3. Mr. Jatindra Mohan Choudhury, the learned senior counsel, assisted by Mr. Pallab Kataki, advocate, appearing on behalf of the respondents, seriously questioned the maintainability of the appeal both on the facts as well as in law. Mr. Choudhury, learned senior counsel submitted that the present order in fact is passed as a sequel to the earlier judgment and order of the Company Law Board dated January 10, 1997, which was subsequently upheld by the company judge in appeal and thus attained its finality.

4. A right of appeal is neither a natural nor an inherent right. A right of appeal is only a creature of the statute.

"The remedy or procedure by appeal is of civil law origin, and was introduced therefrom into courts of equity and admiralty. It was entirely unknown to the common law.
Consequently, the remedy by appeal in actions at law and in equity is purely of constitutional or statutory provision . . . ."(14, Corpus Juris Secundum, Volume 4)

5. The right of appeal, except when secured by the Constitution, so as to have become a constitutional right, is dependent entirely on statute and subject to the control of the Legislature.

"Although it has been said that appeal exists by grace of statute or court rule, a right of appeal cannot be conferred by court rule, or broadened by court rule. Where the Legislature has prescribed limitations on the right, such limitations cannot be enlarged by a court." (14 Corpus Juris Secundum, Volume 4),

6. The order impugned here now is only a step in aid in implementation of the earlier order of the Company Law Board which has already attained its finality. The parties acted upon the order passed by the Company Law Board on January 10, 1997, and offered their respective bids. The impugned order contains the working arrangement to make workable the earlier judgment of the Company Law Board. The interests of the appellants were taken care of. Shares of the appellants will stand transferred to the respondents or their nominees only on payment of the consideration money. The Company Law Board passed the order with the consent of the parties. Section 96(2) of the Civil Procedure Code envisions that no appeal shall lie from a consent decree. At any rate, consent operates as an estoppel. Under Section 107 of the Code of Civil Procedure (sic) provides for an appeal to the High Court only on any question of law arising out of such order. An erroneous finding of fact recorded by the Company Law Board is not appealable. No appeal lies against mere finding of fact for the reason that the statute does not provide for such appeal. Where the Legislature has defined the limits on the right, such perimeter or bounds cannot be enlarged by a court of law. All errors thus are not reviewable on appeal.

7. The mere fact that the High Court would have come to a different conclusion on the facts and circumstances of the case, does not make the matter appealable : Gappulal v. Thakurji Shriji Dwarkadheeshji, AIR 1969 SC 1291 ; Mattulal v. Radhe Lal, AIR 1974 SC 1596.

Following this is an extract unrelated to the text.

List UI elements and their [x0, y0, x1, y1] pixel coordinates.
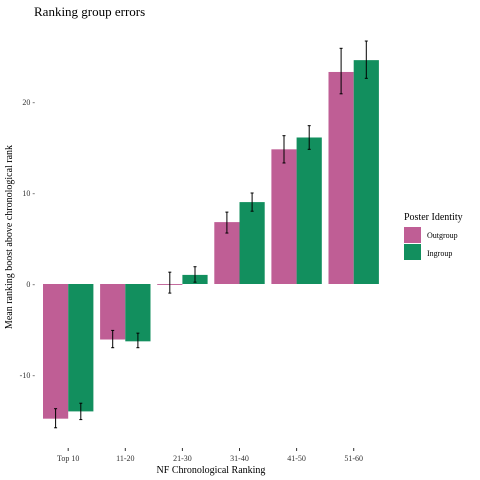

8. On an overall consideration of the matter in its entirety and for the reasons as stated above, the appeal is dismissed. It will, however, be open to the appellants to move the Company Law Board seeking for any directions or orders for the protection of their interests as and when occasion arises and the Company Law Board will be free to pass such orders or directions as per law.

9. The appeal thus stands disposed of. There shall be no order as to costs.